Konstruktives, unterstützendes Miteinander

Ich mache nicht mit bei Meditationen, die „gegen“ etwas sind. Oder solchen, die etwas oder jemandem den „Kampf“ erklären. Gegen etwas zu kämpfen, gegen etwas zu sein sind Mechanismen, die spalten und trennen. Kampf kennen wir gut.
Wenn wir eine neue Welt kreieren möchten, tun wir gut daran, auch neue Wege zu gehen und nicht auf den alten, Trennung schaffenden und wenig nährenden Pfaden weiter zu gehen.
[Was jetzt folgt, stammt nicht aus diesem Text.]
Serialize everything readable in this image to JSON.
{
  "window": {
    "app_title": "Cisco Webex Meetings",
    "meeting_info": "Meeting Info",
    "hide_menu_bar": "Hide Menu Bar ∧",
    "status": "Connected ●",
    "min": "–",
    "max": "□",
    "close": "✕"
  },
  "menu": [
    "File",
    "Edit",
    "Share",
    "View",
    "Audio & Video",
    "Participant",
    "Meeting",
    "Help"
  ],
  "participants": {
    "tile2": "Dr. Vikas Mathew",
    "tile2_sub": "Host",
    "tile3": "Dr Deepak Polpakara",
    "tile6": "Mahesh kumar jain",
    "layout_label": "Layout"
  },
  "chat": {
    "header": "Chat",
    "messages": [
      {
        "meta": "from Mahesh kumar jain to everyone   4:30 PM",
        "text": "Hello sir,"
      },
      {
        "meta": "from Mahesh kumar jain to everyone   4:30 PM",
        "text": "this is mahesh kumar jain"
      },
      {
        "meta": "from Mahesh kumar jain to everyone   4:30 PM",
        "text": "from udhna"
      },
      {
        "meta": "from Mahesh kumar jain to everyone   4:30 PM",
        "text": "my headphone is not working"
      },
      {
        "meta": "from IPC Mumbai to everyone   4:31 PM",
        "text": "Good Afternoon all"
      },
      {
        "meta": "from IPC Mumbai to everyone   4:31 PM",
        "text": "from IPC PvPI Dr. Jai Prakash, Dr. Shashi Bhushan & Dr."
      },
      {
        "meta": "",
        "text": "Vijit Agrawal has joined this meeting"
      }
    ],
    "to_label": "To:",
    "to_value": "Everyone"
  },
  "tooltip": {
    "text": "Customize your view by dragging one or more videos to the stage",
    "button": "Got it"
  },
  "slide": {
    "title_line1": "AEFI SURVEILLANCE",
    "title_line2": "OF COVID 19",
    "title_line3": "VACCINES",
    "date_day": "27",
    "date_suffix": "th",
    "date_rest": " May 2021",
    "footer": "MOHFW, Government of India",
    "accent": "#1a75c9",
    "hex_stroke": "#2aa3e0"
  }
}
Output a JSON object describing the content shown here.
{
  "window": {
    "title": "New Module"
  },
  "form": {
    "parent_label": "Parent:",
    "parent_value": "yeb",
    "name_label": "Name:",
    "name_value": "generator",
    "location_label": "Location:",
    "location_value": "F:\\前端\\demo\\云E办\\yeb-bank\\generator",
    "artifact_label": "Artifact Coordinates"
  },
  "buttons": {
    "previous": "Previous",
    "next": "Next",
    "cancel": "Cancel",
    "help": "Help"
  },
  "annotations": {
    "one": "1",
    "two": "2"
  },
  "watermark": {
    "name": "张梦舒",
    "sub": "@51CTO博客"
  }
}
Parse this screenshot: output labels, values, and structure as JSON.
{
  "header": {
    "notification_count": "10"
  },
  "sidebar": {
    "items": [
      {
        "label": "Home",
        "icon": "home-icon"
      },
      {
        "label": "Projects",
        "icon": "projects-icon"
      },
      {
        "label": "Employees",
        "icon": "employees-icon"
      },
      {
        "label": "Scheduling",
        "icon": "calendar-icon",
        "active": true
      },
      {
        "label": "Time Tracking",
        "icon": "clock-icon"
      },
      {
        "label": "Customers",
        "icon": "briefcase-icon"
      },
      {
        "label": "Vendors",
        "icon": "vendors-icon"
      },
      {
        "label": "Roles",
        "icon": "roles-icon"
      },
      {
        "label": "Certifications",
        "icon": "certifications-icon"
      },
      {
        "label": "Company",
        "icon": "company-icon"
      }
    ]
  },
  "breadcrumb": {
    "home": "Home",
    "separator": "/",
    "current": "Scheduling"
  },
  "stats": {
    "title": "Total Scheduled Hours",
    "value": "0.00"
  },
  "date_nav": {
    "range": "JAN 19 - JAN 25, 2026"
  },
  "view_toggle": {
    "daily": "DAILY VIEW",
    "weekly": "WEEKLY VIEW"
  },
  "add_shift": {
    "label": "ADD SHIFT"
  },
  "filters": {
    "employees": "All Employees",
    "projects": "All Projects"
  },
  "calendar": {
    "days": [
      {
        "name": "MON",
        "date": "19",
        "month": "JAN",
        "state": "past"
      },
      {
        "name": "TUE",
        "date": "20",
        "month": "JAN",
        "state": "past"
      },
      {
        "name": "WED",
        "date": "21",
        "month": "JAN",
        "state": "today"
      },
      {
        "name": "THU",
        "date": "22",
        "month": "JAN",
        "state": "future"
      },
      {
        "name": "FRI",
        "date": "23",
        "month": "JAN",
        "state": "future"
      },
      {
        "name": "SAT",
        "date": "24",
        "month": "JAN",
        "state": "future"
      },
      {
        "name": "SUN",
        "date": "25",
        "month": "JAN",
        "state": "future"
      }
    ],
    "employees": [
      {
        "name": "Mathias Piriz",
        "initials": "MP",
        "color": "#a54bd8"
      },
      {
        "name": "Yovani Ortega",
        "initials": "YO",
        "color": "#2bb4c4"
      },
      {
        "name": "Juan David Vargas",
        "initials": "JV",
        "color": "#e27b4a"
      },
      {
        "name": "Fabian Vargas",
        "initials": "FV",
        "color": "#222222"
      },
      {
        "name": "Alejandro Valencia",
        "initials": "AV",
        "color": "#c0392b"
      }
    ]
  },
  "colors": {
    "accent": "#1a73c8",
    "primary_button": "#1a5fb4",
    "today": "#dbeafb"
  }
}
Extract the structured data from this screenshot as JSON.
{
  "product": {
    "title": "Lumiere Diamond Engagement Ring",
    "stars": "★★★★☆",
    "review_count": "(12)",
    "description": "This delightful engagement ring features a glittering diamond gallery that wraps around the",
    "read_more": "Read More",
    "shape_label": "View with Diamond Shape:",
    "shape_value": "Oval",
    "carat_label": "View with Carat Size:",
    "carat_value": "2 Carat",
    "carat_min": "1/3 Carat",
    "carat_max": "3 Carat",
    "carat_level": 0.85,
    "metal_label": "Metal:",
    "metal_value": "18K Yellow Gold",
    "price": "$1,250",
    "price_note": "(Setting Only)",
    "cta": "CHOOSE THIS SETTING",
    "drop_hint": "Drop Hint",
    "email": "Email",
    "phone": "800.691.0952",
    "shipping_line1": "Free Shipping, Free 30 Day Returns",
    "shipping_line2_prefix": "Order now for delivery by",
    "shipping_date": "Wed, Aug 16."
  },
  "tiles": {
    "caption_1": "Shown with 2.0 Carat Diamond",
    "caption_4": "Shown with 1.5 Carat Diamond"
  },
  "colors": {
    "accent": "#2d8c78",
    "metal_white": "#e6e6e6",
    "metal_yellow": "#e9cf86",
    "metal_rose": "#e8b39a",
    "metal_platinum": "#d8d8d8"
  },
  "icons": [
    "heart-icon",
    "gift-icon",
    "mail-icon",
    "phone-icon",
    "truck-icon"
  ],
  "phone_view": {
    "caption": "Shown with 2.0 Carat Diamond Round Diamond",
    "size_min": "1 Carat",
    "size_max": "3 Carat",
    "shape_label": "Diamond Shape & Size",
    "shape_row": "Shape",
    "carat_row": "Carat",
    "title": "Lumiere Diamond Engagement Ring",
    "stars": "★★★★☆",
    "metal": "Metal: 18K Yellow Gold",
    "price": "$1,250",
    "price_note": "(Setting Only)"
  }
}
Das Alte darf nun wirklich gehen.

Wie könnte so ein neuer Weg aussehen?
Statt im aussen gegen etwas zu sein und dagegen zu kämpfen könnten wir nach innen gehen und fühlen, was da in uns ist, das etwas nährt, was sich dann im Aussen manifestiert und uns nicht gefällt.

Während meines stillen Seins in meiner Dieta im Herzen des Dschungels des Amazonas wurde mir eine Einsicht geschenkt: wir sind nicht nur Teil der Natur. Wir SIND die Natur. Wie wir mit der Natur umgehen, fällt direkt auf uns als Menschen zurück.

Wir haben Jahrzehnte lang die Wälder im Amazonas und in anderen Regionen der Welt gerodet und verbrannt. Wir haben wissend zugeschaut, wie die „grüne Lunge“ unserer Erde zerstört wurde - bis zum "point of no return". Und nun erscheint dieser Virus, der die Lungen massiv schädigen kann. Beim atmen brennen die Lungen regelrecht... Alles ist mit allem verbunden.

Kann es sein, dass Covid-19 sich verabschiedet, wenn wir kollektiv aus dieser Situation gelernt haben? Wenn wir neue Wege für ein harmonisches Miteinander zwischen Mensch, Tier und Umwelt gefunden haben? Wenn sich unsere innere Haltung klärt? Ich weiss es nicht! Einen Versuch ist es wert - nach dem Motto: wenn es nichts bringt, so schadet es nicht.

Und bitte: es geht nicht um ein „entweder-oder“ sondern um ein „sowohl-als-auch“. Natürlich sollen all die äusseren Massnahmen auch sein! Vielleicht können sie noch wirksamer werden, wenn wir sie mit inneren Massnahmen, einer geistigen Hygiene sozusagen, ergänzen?!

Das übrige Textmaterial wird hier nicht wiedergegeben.